In 2006, the company raised $10 million in its Series A from Sequoia Capital US and India. In 2008, they received $14 million in Series B funding from Sequoia Capital, Comcast Ventures and North Gate Capital.

In 2010, total subscribers on Bubbly surpassed 2 million.

The most recent Series E funding in 2012 took the company's total funding to $50 million from a range of backers including JAFCO Asia, SingTel Innov8, Infocomm Investments and Palomar Ventures.

Bubbly exceeded 25 million users in February 2013.

In July 2013, Bubbly announced having a user base of over 30 million subscribers.

The investors decided to liquidate the company in August 2014, but it was instead acquired by Altruist later that month.

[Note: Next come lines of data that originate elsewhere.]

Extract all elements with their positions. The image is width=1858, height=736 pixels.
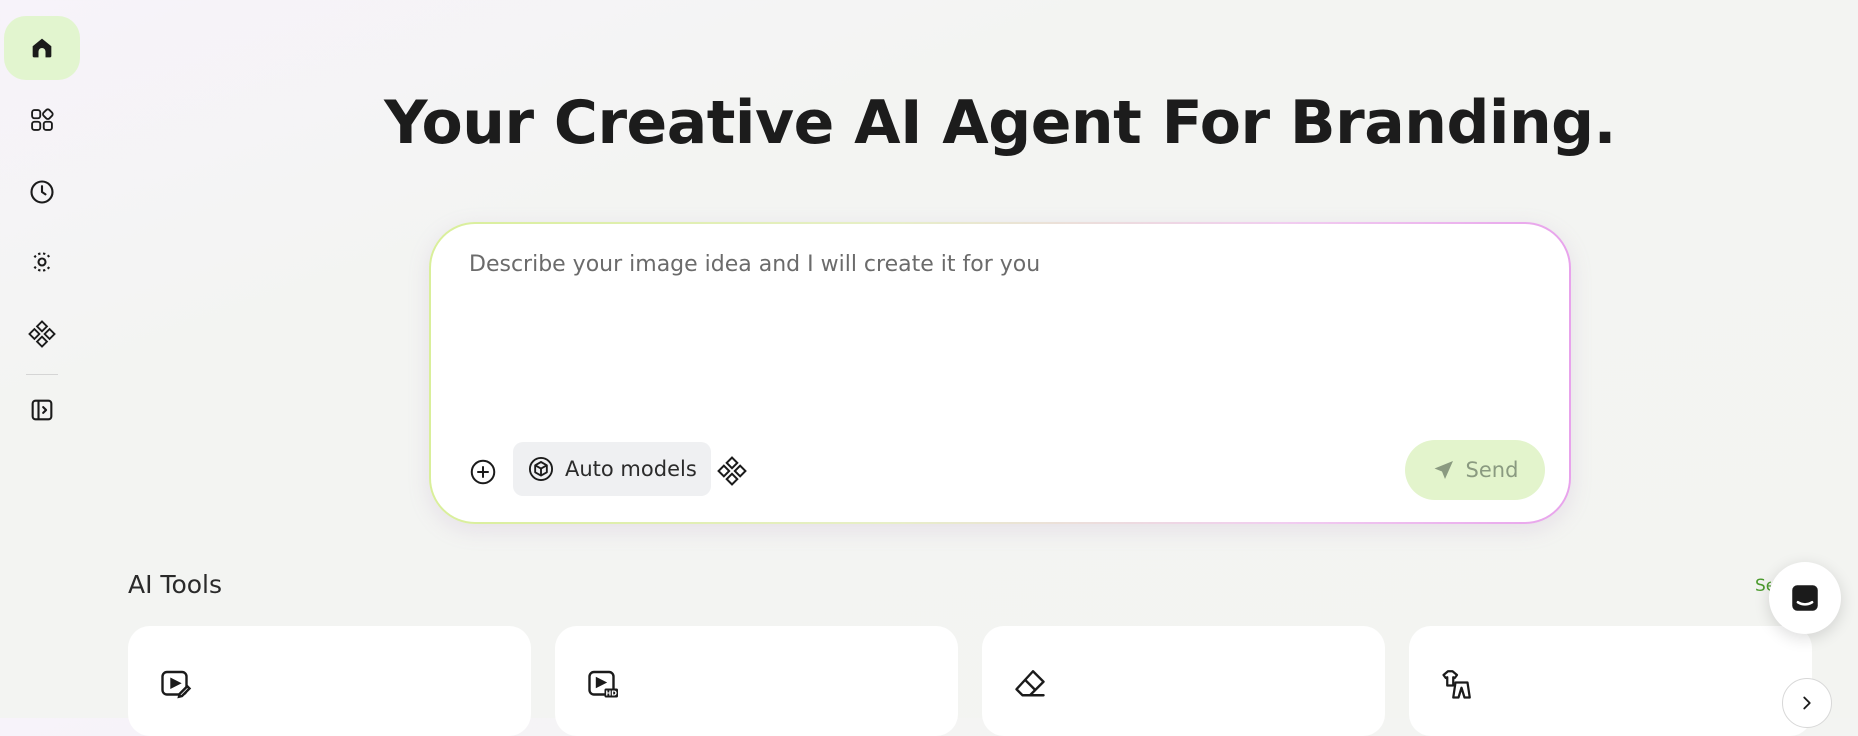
auto-models-label: Auto models (565, 457, 697, 481)
page-title: Your Creative AI Agent For Branding. (384, 88, 1616, 158)
chevron-right-icon (1803, 696, 1811, 710)
diamond-cluster-icon (717, 456, 747, 486)
prompt-input[interactable] (467, 250, 1531, 374)
diamond-cluster-icon (28, 320, 56, 348)
ai-tools-heading: AI Tools (128, 570, 223, 599)
prompt-composer: Auto models Send (429, 222, 1571, 524)
sidebar-item-explore[interactable] (4, 230, 80, 294)
carousel-next-button[interactable] (1782, 678, 1832, 728)
clothing-icon (1442, 670, 1471, 699)
tool-card-video-hd[interactable]: HD (555, 626, 958, 736)
prompt-composer-inner: Auto models Send (431, 224, 1569, 522)
sidebar-item-history[interactable] (4, 160, 80, 224)
sidebar-item-home[interactable] (4, 16, 80, 80)
broadcast-icon (33, 252, 51, 272)
cube-icon (528, 456, 554, 482)
eraser-icon (1015, 670, 1045, 697)
chat-support-button[interactable] (1769, 562, 1841, 634)
auto-models-button[interactable]: Auto models (513, 442, 711, 496)
chat-icon (1792, 585, 1818, 611)
video-edit-icon (161, 670, 192, 699)
tool-card-eraser[interactable] (982, 626, 1385, 736)
sidebar-divider (26, 374, 58, 375)
paper-plane-icon (1434, 461, 1453, 479)
home-icon (32, 38, 52, 58)
video-hd-icon: HD (588, 670, 618, 698)
tool-card-clothing[interactable] (1409, 626, 1812, 736)
add-attachment-button[interactable] (465, 454, 501, 490)
model-styles-button[interactable] (715, 454, 749, 488)
tool-card-video-edit[interactable] (128, 626, 531, 736)
apps-grid-icon (31, 108, 54, 131)
send-label: Send (1465, 458, 1519, 482)
sidebar (0, 0, 84, 718)
sidebar-item-apps[interactable] (4, 88, 80, 152)
expand-panel-icon (31, 399, 53, 421)
svg-text:HD: HD (606, 690, 618, 698)
send-button[interactable]: Send (1405, 440, 1545, 500)
sidebar-item-models[interactable] (4, 302, 80, 366)
plus-circle-icon (470, 459, 496, 485)
sidebar-expand-button[interactable] (4, 378, 80, 442)
clock-icon (30, 180, 54, 204)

Forbes listed it as one of the 15 most successful social networks to watch in 2015.

== Features ==
Bubbly was a social voice platform that allows users to create their own voice blog in 90 seconds and subscribe to celebrities. The latest release of Bubbly app on iOS and Android enables users to apply voice filters, effects, and background music to their voice posts. Users may also add photograph and text up to 140 characters, and share their post to other social networking services such as Twitter and Facebook.
Bubbly has a payment engine that lets users on all of its platforms use carrier billing for Bubbly's premium products and services, which include subscriptions and in-app purchases. Bubbly also has a platform that lets users share voice messages on featurephones, smartphones, and its website, called Bubbly360.

==Noteworthy==
In January 2013, English footballer Rio Ferdinand joined Bubbly.